Which brings us to how Brookes ended up in Toulon in the first place.
Halfway through last season, he caught wind of an opportunity across the Channel. Brookes still had a year to go on his contract at Wasps and says he was hoping to re-sign there, as he was really enjoying his time at the club. But seeing a new country, a new culture, a new competition had always appealed to him. Especially one he kept getting told would challenge his scrummaging.
This is when the financial disarray of Covid-time opened up a lane for Brookes. Amidst a backdrop of contract questions, league-wide negotiating on existing deals and pay cuts, the prop actioned a clause.
He still had the awkward conversation with Wasps boss Lee Blackett, but he laid out his case, that he had always wanted to do it, now was the right time, and after any new deal he might be too old to make the most of a French adventure. Ultimately, though, the choice was his.
Reflecting back on it, Brookes says: “I feel my relationship with them (Wasps) is still very good.
“I still speak to the coaches every now and again. I have always had a really good relationship with Lee Blackett. To tell him was tough, but I think he respected what I wanted to do with my career and I respected his side, in wanting to keep me at the club. Once it was all done and finalised, it was left on great terms.”
An interesting topic arrises around why more young British players don’t head abroad earlier in careers. It’s something one of Brookes’s team-mates put to him recently. He doesn’t have an answer, but perhaps it comes down to personality types and what layers you have to your ambition.
The prop has moved between a few clubs in his career anyway, playing for Newcastle, Leicester, Northampton and Wasps. But, he says, that has less to do with whether he was enjoying it at a club and more being excited about the new. This is a man who in his younger life spent two years in Australia and also had a six-month exchange at a South African school, he tells us.
For those reasons, he wanted to immerse himself in French culture.
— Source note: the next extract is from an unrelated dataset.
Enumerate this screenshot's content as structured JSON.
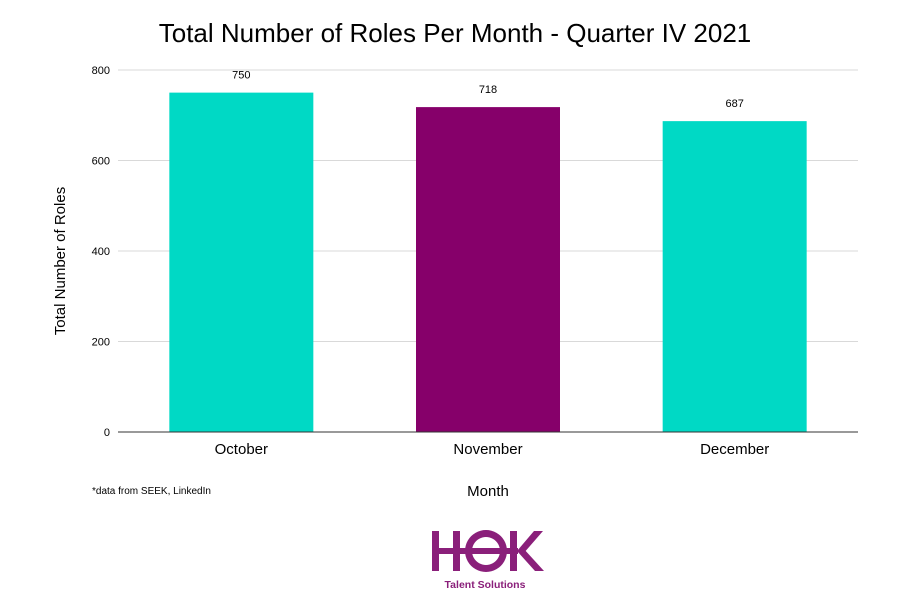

He’s dug in with the language, and his partner giving birth very early into their stay meant seeing things there from a whole new perspective. Though the hospital’s push to have as many English-speaking staff around the family as possible was a lovely touch, and the family network at the rugby club has helped too.
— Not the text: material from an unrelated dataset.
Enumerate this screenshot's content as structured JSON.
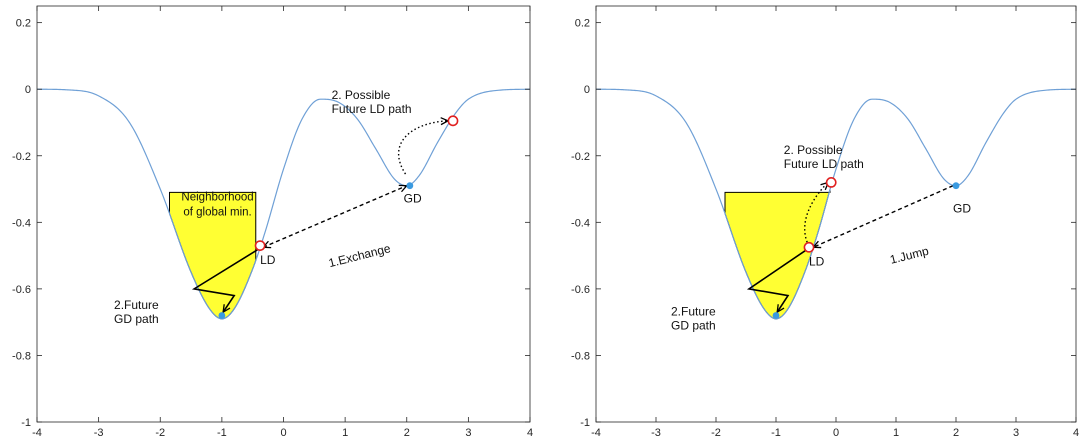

Brookes also wanted to take the rugby side of life in France as he found it and not assume any cliches were correct. Which is good, because what he found was intensity in training, a strong conditioning culture and a lot of talk about winning away from home.
He describes the start to Toulon’s season as “a bit of a roller coaster”, but says there was a noticeable change in mood once Franck Azema came in as the new director of rugby. But there are also big-name players throughout the squad who should be able to make big differences on and off the field. Players like Sergio Parisse, Eben Etzebeth, Baptiste Serin, Gabin Villiere and Cheslin Kolbe.
“When he came in, everything started to settle down a little bit,” Brookes says of Azema. “We’re getting injured players back. All our internationals are back. And I think as a team, we’re just looking for something to click. Because on paper, I think we’ve got a very good squad, but something was missing.
“I think we’ve pulled together as players, as a coaching staff. Things are just starting to click and I can’t put my finger on it – I don’t know what it is – but the set-piece is going well and our backs are firing, we’re missing fewer tackles and our ruck speed’s faster… There are so many different things. Maybe it’s just a mindset. Maybe it’s a new coach coming in and giving everyone a bit of a kick up the arse, sort of thing!”
The gig doesn’t get any easier. At the time of writing, Toulon are 12th in the Top 14 and face bottom side Biarritz away from home next. Then it’s Clermont at the Stade Mayol before Lyon away.
For Brookes, that means a few more examinations. Just what he was looking for.